By: Dave Clarke & Clare Baldwin
April 13, 2011
WASHINGTON/NEW YORK (Reuters) - U.S. bank regulators plan to announce settlements later on Wednesday with the largest lenders over allegations of shoddy foreclosure practices, but the pacts will not include financial penalties.
JPMorgan Chase & Co Chief Executive Officer Jamie Dimon said on an earnings conference call that the regulators would release consent orders that would make the banks fix weaknesses in foreclosure documentation.
Fines will probably come later, he said.
The Office of the Comptroller of the Currency, the Federal Reserve and the Office of Thrift Supervision have spent the past few days completing the settlements with some of the largest U.S. banks, including Bank of America Corp, Wells Fargo & Co, JPMorgan Chase and Citigroup Inc.
The pacts would resolve only part of a large probe involving a group of 50 state attorneys general and about a dozen federal agencies.
The partial settlement leaves open the question of the banks' total costs stemming from the foreclosure paperwork mess. It also fails to resolve legal uncertainty that has stalled foreclosures, keeping the recovery of the broader housing market in limbo.

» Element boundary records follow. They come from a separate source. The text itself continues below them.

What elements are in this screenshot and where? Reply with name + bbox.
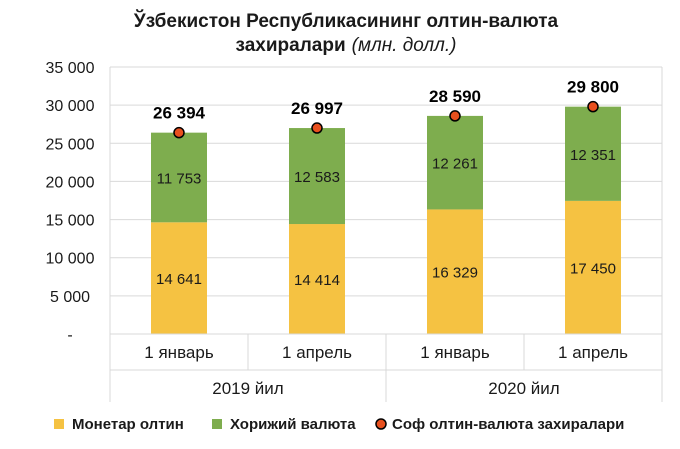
x-category-label: 1 апрель [558,343,628,362]
total-marker [587,100,599,113]
legend-label-currency: Хорижий валюта [230,416,356,433]
y-tick-label: 30 000 [46,98,95,115]
bars [151,106,621,334]
x-group-label: 2019 йил [212,379,283,398]
legend-swatch-gold [54,419,64,429]
total-labels: 26 394 26 997 28 590 29 800 [153,78,619,123]
legend-swatch-currency [212,419,222,429]
total-marker [173,126,185,139]
y-axis: - 5 000 10 000 15 000 20 000 25 000 30 000 35 0… [46,60,95,344]
chart-title-line2: захиралари (млн. долл.) [236,35,457,56]
total-markers [173,100,599,139]
segment-value-label: 14 414 [294,272,340,289]
total-value-label: 28 590 [429,87,481,106]
y-tick-label: 35 000 [46,60,95,77]
bar-segment-gold [565,200,621,334]
chart-title-unit: (млн. долл.) [352,35,457,56]
total-value-label: 29 800 [567,78,619,97]
bar-segment-gold [151,222,207,334]
y-tick-label: 25 000 [46,136,95,153]
total-marker [311,122,323,134]
legend: Монетар олтин Хорижий валюта Соф олтин-в… [54,416,624,433]
segment-value-label: 17 450 [570,260,616,277]
total-marker [449,110,461,122]
segment-value-label: 16 329 [432,265,478,282]
segment-value-label: 12 583 [294,169,340,186]
legend-label-total: Соф олтин-валюта захиралари [392,416,624,433]
x-category-label: 1 апрель [282,343,352,362]
x-group-label: 2020 йил [488,379,559,398]
bar-segment-currency [151,132,207,223]
chart-title-line1: Ўзбекистон Республикасининг олтин-валюта [133,10,559,32]
chart-title-main: захиралари [236,35,346,56]
segment-value-label: 12 351 [570,147,616,164]
segment-value-label: 14 641 [156,271,202,288]
total-value-label: 26 394 [153,104,206,123]
bar-segment-gold [427,209,483,334]
legend-marker-total [375,418,387,430]
bar-segment-currency [427,115,483,210]
y-tick-label: - [67,327,72,344]
segment-value-label: 12 261 [432,156,478,173]
bar-segment-gold [289,224,345,334]
bar-segment-currency [565,106,621,201]
x-axis: 1 январь 1 апрель 1 январь 1 апрель 2019 йил… [109,333,663,402]
legend-label-gold: Монетар олтин [72,416,184,433]
bar-segment-currency [289,128,345,225]
segment-labels: 14 641 11 753 14 414 12 583 16 329 12 261 17 4… [156,147,616,289]
x-category-label: 1 январь [420,343,490,362]
y-tick-label: 5 000 [50,289,90,306]
x-category-label: 1 январь [144,343,214,362]
y-tick-label: 10 000 [46,251,95,268]
total-value-label: 26 997 [291,99,343,118]
y-tick-label: 20 000 [46,174,95,191]
y-tick-label: 15 000 [46,213,95,230]
segment-value-label: 11 753 [157,170,202,187]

Federal regulators and state attorneys general have been investigating bank mortgage practices, including the use of "robo-signers" to sign hundreds of unread foreclosure documents a day, that came to light last year.
Some lenders, including Bank of America and Ally Financial, temporarily suspended foreclosures late last year while they scrubbed their servicing practices, but government agencies have been pushing for broader reforms.
At first, all the government agencies involved in the probes said they wanted to announce deals with servicers at the same time so there would be a clean conclusion to the process.
That unity began to fracture as the attorneys general, along with some parts of the Obama administration, pushed for principal reduction on troubled mortgages and fines of about $20 billion, beyond what the bank regulators wanted.
On Wednesday, Dimon said the housing market needed a good, comprehensive foreclosure settlement.
"Keeping this mess going on is not a good thing for anybody," Dimon said on the earnings call. "We have homes that have been sitting out there for 500 days rotting that we can't do anything about. That is not good for the housing market."
JPMorgan gave an early glimpse of the costs of cleaning up its foreclosure practices. The bank said it would take a $1.1 billion pretax loss for increased mortgage servicing costs.
The partial settlement has also drawn criticism from consumer groups and some Democratic lawmakers.
On Tuesday, Democratic Representative Elijah Cummings wrote to acting OCC head John Walsh, asking him to postpone finalizing the consent agreements.
He said regulators should brief Congress on what misdeeds their mortgage servicing probe had uncovered.
Cummings also said he was introducing "sweeping legislation" to increase consumer protections and transparency in the foreclosure process, as well as to hold banks and servicers accountable for providing relief to qualified homeowners.
"I remain deeply concerned with any proposed consent orders that would allow mortgage servicers to continue disregarding their legal and contractual obligations, and that fail to rectify the damage that servicers have inflicted on borrowers, investors, communities, and the U.S. economy," Cummings wrote.